Blogging about literature was a new activity to me this semester, so at the start, my posts were shorter and less involved. We would read plays and academic articles, and I would post a short paragraph about something simple and completely grounded in the text. Over time, my posts grew much longer and the ideas I discussed expanded to encompass anything from symbolism to theme to character analysis to context. The informal nature of a blog allowed me to say as much as I wanted about each topic exactly how I wanted to say it, without too much fussing over “fancy” language. Now that we’ve reached the end of the semester, I’m much stronger at selecting an important idea from a text, forming a statement about it, and then supporting that statement with textual evidence.
The following web portfolios showcase the blog posts of the first and second halves of the semester.

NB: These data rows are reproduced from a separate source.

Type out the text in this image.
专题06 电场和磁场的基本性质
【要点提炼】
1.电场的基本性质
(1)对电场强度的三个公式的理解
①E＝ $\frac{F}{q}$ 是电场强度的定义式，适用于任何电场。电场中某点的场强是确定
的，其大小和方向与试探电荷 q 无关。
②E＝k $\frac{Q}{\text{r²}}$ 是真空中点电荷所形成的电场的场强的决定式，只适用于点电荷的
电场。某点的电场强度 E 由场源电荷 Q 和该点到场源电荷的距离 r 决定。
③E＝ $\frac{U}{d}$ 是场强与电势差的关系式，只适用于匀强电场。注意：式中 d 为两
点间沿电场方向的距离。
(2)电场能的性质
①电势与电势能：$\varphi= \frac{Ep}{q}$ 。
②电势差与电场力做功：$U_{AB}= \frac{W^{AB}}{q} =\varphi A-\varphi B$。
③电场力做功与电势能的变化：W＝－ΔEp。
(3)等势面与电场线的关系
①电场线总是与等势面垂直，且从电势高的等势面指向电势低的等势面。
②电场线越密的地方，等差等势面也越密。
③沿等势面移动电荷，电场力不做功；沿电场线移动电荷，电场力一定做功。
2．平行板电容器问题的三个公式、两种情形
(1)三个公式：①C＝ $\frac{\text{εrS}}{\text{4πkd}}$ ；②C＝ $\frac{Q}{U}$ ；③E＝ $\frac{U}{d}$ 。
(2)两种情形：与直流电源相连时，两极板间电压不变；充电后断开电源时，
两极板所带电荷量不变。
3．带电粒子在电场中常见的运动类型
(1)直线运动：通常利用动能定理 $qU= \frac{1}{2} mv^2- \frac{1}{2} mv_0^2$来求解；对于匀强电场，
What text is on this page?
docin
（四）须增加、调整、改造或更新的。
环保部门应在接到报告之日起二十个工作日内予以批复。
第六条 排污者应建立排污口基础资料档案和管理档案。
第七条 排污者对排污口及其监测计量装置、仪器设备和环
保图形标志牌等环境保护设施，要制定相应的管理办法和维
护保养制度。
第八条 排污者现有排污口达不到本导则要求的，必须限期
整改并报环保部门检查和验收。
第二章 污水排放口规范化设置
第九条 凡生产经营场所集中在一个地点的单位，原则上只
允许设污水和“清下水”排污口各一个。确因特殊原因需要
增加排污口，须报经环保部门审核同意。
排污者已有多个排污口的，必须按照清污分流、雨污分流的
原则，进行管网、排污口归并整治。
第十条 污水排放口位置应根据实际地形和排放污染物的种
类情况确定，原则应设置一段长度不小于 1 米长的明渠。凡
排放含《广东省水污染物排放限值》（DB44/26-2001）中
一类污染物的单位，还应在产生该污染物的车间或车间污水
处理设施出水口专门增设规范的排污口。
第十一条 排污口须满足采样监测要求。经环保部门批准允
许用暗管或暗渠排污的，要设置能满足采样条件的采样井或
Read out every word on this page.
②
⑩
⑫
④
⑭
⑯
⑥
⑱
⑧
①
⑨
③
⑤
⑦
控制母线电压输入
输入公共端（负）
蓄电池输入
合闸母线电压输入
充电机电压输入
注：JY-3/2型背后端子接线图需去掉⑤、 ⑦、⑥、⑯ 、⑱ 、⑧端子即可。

To conclude, I’d say that I have strengthened my analytical reading skills and am better at expressing arguments clearly, which are part of the class’s learning objectives. My critical reading and analyzing skills are especially apparent in my post about Fosso’s claims of “reasonable doubt” in “Oedipus Rex.” To complete it, I read (and reread) the academic article and translation of the play by Alan Stanford, analyzed which of Fosso’s points no longer applied in the newer translation, and then found new evidence from Stanford’s text to support Fosso’s claim instead. Another post where I successfully drew my own parallels between an article and a play was the one about Zubarev’s “boring chess game” theory in “The Cherry Orchard.” The article didn’t mention “The Cherry Orchard” much, so I drew upon its meaning and applied it to the play. As for selecting my own arguments to support, when I supported my first reactions to “Waiting for Godot,” I used several textual instances for support, along with outside material that applied to my argument. While I know I can still improve my critical reading and writing skills, especially analyzing academic articles as opposed to fiction, I am proud of my progress as a critical reader and at forming and supporting arguments that pose a bold statement and then support it with the text.